りんどう珈琲丸
第5話
わたしの日曜日のアルバイトはお昼からだ。りんどう珈琲の開店は11時で、ランチの準備があるからマスターは10時にはお店にいる。わたしは朝ごはんを食べるとすぐに家を出てお店に向かう。まだ9時を少し過ぎたところだけど。
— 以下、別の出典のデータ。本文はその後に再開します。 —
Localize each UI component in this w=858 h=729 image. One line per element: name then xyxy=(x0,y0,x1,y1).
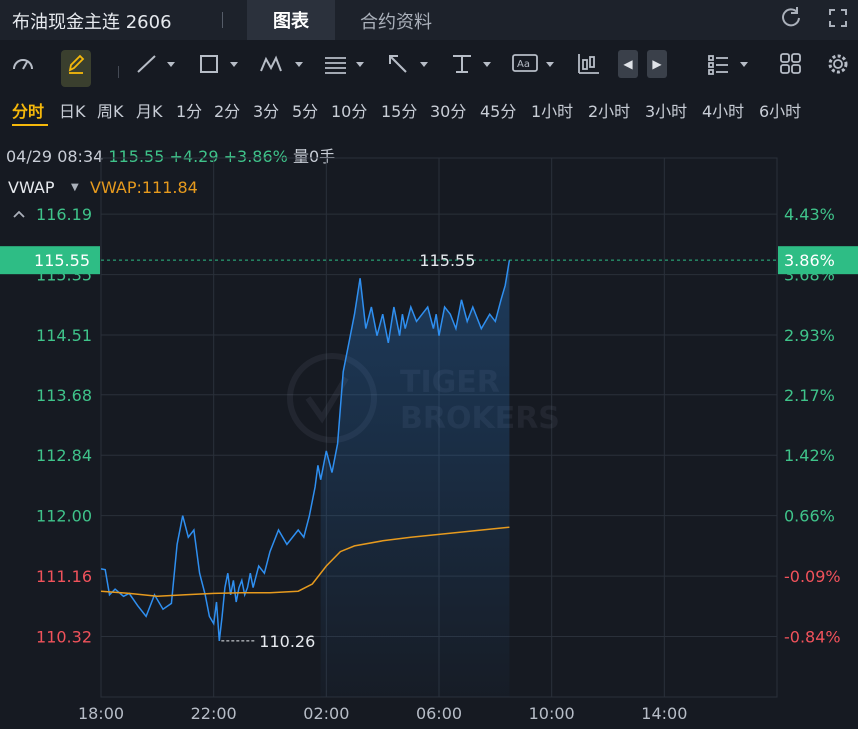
pct-tick-label: 2.93% xyxy=(784,326,835,345)
quote-percent: +3.86% xyxy=(223,147,288,166)
text-tool-icon[interactable]: Aa xyxy=(511,50,559,87)
max-price-label: 115.55 xyxy=(419,251,475,270)
quote-price: 115.55 xyxy=(108,147,165,166)
toolbar-separator xyxy=(118,66,119,78)
quote-volume-label: 量 xyxy=(292,147,309,166)
min-price-label: 110.26 xyxy=(259,632,315,651)
timeframe-30m[interactable]: 30分 xyxy=(430,98,466,122)
x-tick-label: 14:00 xyxy=(641,704,687,723)
price-area xyxy=(320,260,510,697)
instrument-title: 布油现金主连 2606 xyxy=(12,12,172,33)
timeframe-6h[interactable]: 6小时 xyxy=(759,98,801,122)
quote-time: 04/29 08:34 xyxy=(6,147,104,166)
timeframe-45m[interactable]: 45分 xyxy=(480,98,516,122)
y-tick-label: 114.51 xyxy=(36,326,92,345)
quote-change: +4.29 xyxy=(169,147,219,166)
svg-text:Aa: Aa xyxy=(517,59,530,70)
timeframe-monthly[interactable]: 月K xyxy=(136,98,163,122)
timeframe-3m[interactable]: 3分 xyxy=(253,98,279,122)
x-tick-label: 18:00 xyxy=(78,704,124,723)
grid-icon[interactable] xyxy=(779,50,803,87)
tab-chart[interactable]: 图表 xyxy=(247,0,335,40)
current-pct-tag xyxy=(778,246,858,275)
chart-grid xyxy=(100,157,778,698)
y-tick-label: 116.19 xyxy=(36,205,92,224)
fullscreen-icon[interactable] xyxy=(828,8,848,33)
series-line-price xyxy=(100,260,511,641)
pct-tick-label: -0.84% xyxy=(784,628,841,647)
y-tick-label: 110.32 xyxy=(36,628,92,647)
x-tick-label: 06:00 xyxy=(416,704,462,723)
timeframe-weekly[interactable]: 周K xyxy=(97,98,124,122)
svg-text:TIGER: TIGER xyxy=(400,365,500,400)
timeframe-1m[interactable]: 1分 xyxy=(176,98,202,122)
candlestick-icon[interactable] xyxy=(576,50,602,87)
timeframe-2h[interactable]: 2小时 xyxy=(588,98,630,122)
y-tick-label: 113.68 xyxy=(36,386,92,405)
pct-tick-label: 2.17% xyxy=(784,386,835,405)
pct-tick-label: -0.09% xyxy=(784,567,841,586)
fibonacci-tool-icon[interactable] xyxy=(322,50,368,87)
pattern-tool-icon[interactable] xyxy=(258,50,308,87)
timeframe-2m[interactable]: 2分 xyxy=(214,98,240,122)
timeframe-4h[interactable]: 4小时 xyxy=(702,98,744,122)
tab-contract-info[interactable]: 合约资料 xyxy=(360,8,432,34)
y-tick-label: 115.35 xyxy=(36,266,92,285)
arrow-tool-icon[interactable] xyxy=(386,50,432,87)
timeframe-1h[interactable]: 1小时 xyxy=(531,98,573,122)
timeframe-active-underline xyxy=(12,124,48,126)
gauge-icon[interactable] xyxy=(10,50,36,87)
chevron-down-icon[interactable]: ▼ xyxy=(71,182,79,193)
title-separator xyxy=(222,12,223,28)
x-tick-label: 02:00 xyxy=(303,704,349,723)
refresh-icon[interactable] xyxy=(780,6,802,33)
pct-tick-label: 1.42% xyxy=(784,446,835,465)
pct-tick-label: 0.66% xyxy=(784,507,835,526)
x-tick-label: 22:00 xyxy=(191,704,237,723)
quote-line: 04/29 08:34 115.55 +4.29 +3.86% 量0手 xyxy=(6,143,335,167)
pencil-icon[interactable] xyxy=(61,50,91,87)
left-arrow-icon[interactable]: ◀ xyxy=(618,50,638,78)
y-tick-label: 112.00 xyxy=(36,507,92,526)
svg-text:BROKERS: BROKERS xyxy=(400,401,560,436)
timeframe-5m[interactable]: 5分 xyxy=(292,98,318,122)
vwap-value: VWAP:111.84 xyxy=(90,178,198,197)
series-line-vwap xyxy=(100,526,510,598)
line-tool-icon[interactable] xyxy=(135,50,179,87)
chart-frame xyxy=(100,157,778,698)
current-pct-tag-label: 3.86% xyxy=(784,251,835,270)
measure-tool-icon[interactable] xyxy=(450,50,496,87)
y-tick-label: 111.16 xyxy=(36,567,92,586)
quote-volume: 0手 xyxy=(308,147,336,166)
pct-tick-label: 4.43% xyxy=(784,205,835,224)
settings-icon[interactable] xyxy=(826,50,850,87)
current-price-tag xyxy=(0,246,100,275)
broker-watermark: TIGER BROKERS xyxy=(287,353,560,443)
timeframe-intraday[interactable]: 分时 xyxy=(12,98,44,122)
rectangle-tool-icon[interactable] xyxy=(198,50,242,87)
current-price-tag-label: 115.55 xyxy=(34,251,90,270)
x-tick-label: 10:00 xyxy=(529,704,575,723)
timeframe-daily[interactable]: 日K xyxy=(59,98,86,122)
indicator-selector[interactable]: VWAP xyxy=(8,178,54,197)
collapse-icon[interactable] xyxy=(12,208,26,224)
right-arrow-icon[interactable]: ▶ xyxy=(647,50,667,78)
timeframe-10m[interactable]: 10分 xyxy=(331,98,367,122)
timeframe-15m[interactable]: 15分 xyxy=(381,98,417,122)
pct-tick-label: 3.68% xyxy=(784,266,835,285)
y-tick-label: 112.84 xyxy=(36,446,92,465)
timeframe-3h[interactable]: 3小时 xyxy=(645,98,687,122)
list-icon[interactable] xyxy=(706,50,752,87)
わたしは日曜日のアルバイトが好きだ。日曜日のお客さんはいつもよりゆったりしていて、みんな笑顔でくつろいでいる。新しい年が明けて、1月ももうすぐおしまいだ。このあいだお正月が来たと思ったのに。毎日はどうしてこんなに早く過ぎてしまうのだろう。まるで誰かが時間のボタンを押して早回しにしているみたいだ。わたしは自転車をこぎながら思う。冬の空気はきりっと澄んでいて、頬をなでる風が冷たい。波のない東京湾の海の向こう岸がはっきり見える。冬もいよいよ本番だ。


 りんどう珈琲の前の路地に入ると、マスターが今日も吉川さんと野球のバットを持って素振りをしている。最近の日曜日の朝、いつもの光景。この路地は車が入れないから、こんなふうにのんびりとした時間が流れている。マスターはいま、毎週日曜日の朝7時から9時まで、町営の野球場での草野球の試合に行っている。お客さんから人数が足りないからと誘われて入ったみたいだけど、よくよく聞くとマスターを入れて9人しかいないチームみたいだ。足りないどころじゃない。
 吉川さんはマスターと一緒の野球チームの人で、日曜日の野球が終わると、ときどきりんどう珈琲にやって来てランチを食べていく。マスターは高校生の頃はサッカーをやっていたみたいだけど、野球はぜんぜんダメみたいだ。だって素人のわたしがマスターのバットの素振りをみても、なんだか決まっていないんだもの。


「吉川さん、おはようございます。マスター今日の試合はどうだったの?」
「あれ? 早くないかひい? もう10時?」
 マスターが言う。お店の外に出してある古い木のスツールに座った吉川さんはわたしを見て少しだけ微笑んで小さく右手をあげる。わたしもその隣のビールのケースに座る。そして吉川さんの横顔を見る。吉川さんはとても物静かな人で、笑顔がとても素敵だった。背が高くて180センチくらいある。今は30歳で、高校のときは本格的に野球をやっていたそうだ。3年生の夏は甲子園の一歩手前、千葉県大会の決勝までいったということを、このあいだマスターから聞いた。